For its part, the committee recommends streamlining the approvals of new biotechnology innovations, particularly new seeds and plant breeds. But it also recommends a greater government commitment to supporting growth of the organic sector, which eschews these products of biotechnology.
The committee recommends: keep food costs low, promote healthy food choices, help young farmers, solve the farm labour crisis, increase exports to support the Canadian economy, reduce food waste, help farmers innovate, increase trust, make farming more environmentally and animal-welfare friendly.
What does a government do with all that?
The danger is nothing, or perhaps even worse, a policy so vague and full of platitudes that it accomplishes nothing while allowing the government to say it did something.
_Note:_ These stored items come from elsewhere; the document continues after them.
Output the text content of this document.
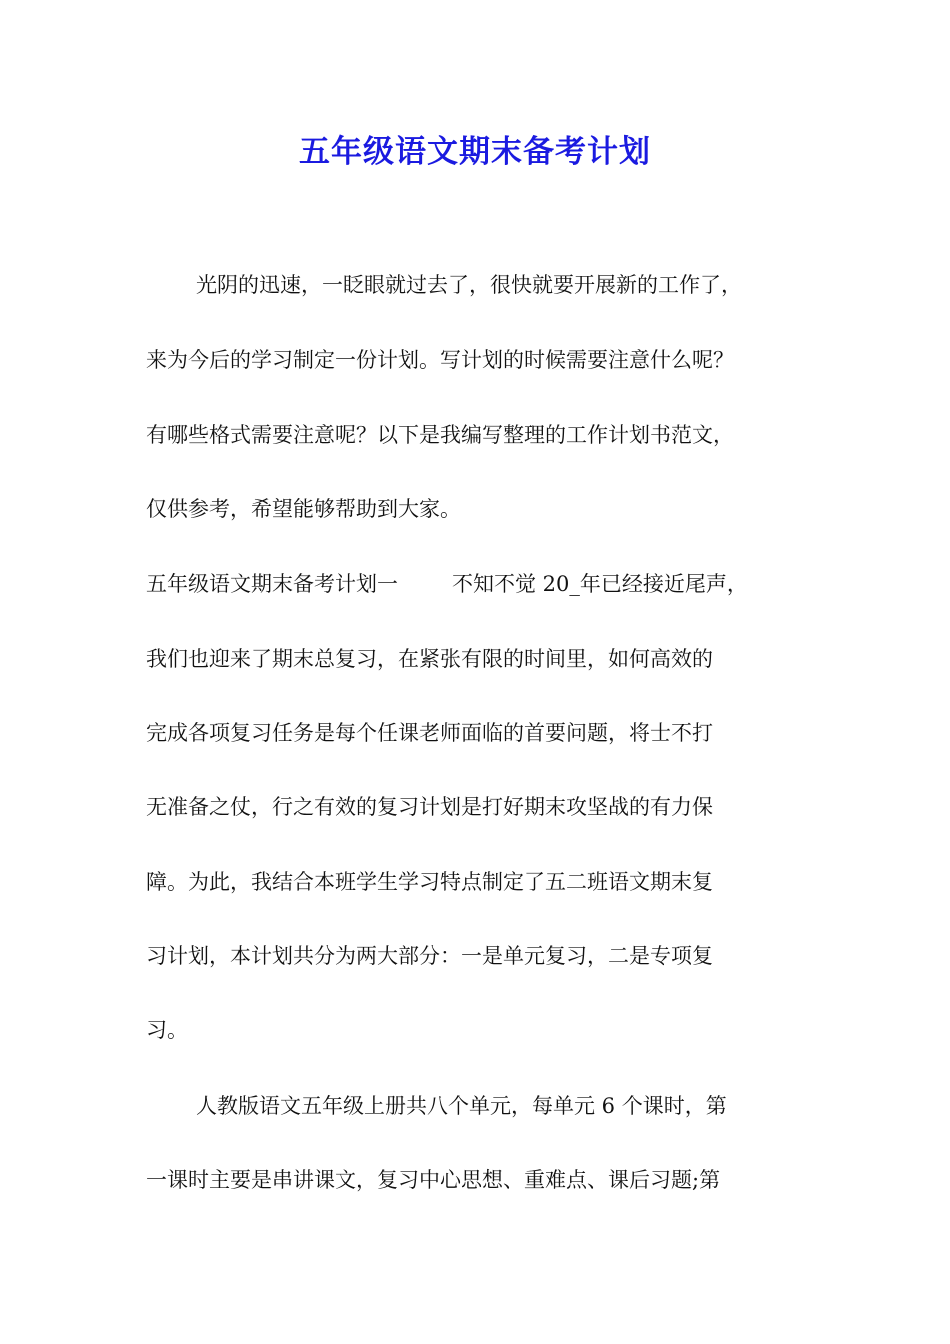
五年级语文期末备考计划
光阴的迅速，一眨眼就过去了，很快就要开展新的工作了，
来为今后的学习制定一份计划。写计划的时候需要注意什么呢？
有哪些格式需要注意呢？以下是我编写整理的工作计划书范文，
仅供参考，希望能够帮助到大家。
五年级语文期末备考计划一	不知不觉 20_年已经接近尾声，
我们也迎来了期末总复习，在紧张有限的时间里，如何高效的
完成各项复习任务是每个任课老师面临的首要问题，将士不打
无准备之仗，行之有效的复习计划是打好期末攻坚战的有力保
障。为此，我结合本班学生学习特点制定了五二班语文期末复
习计划，本计划共分为两大部分：一是单元复习，二是专项复
习。
人教版语文五年级上册共八个单元，每单元 6 个课时，第
一课时主要是串讲课文，复习中心思想、重难点、课后习题;第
In a policy note issued last month, University of Guelph agricultural economist Al Mussel warns against expecting too much, too soon.
“If some see the process as an opportunity for redress from historic inequities, or seek a fundamental change in policy, they will likely be disappointed,” he writes, noting the history of food and agricultural policies in Canada, the shared federal and provincial responsibility, and the diverse factions at the table make for a slim likelihood of a “stunning policy outcome here that sends the Canadian food system in some bold new direction.”
Any policy that emerges will have to be aspirational rather than finite. The best possible outcome would be a commitment to a forum that keeps stakeholders at the table — and talking.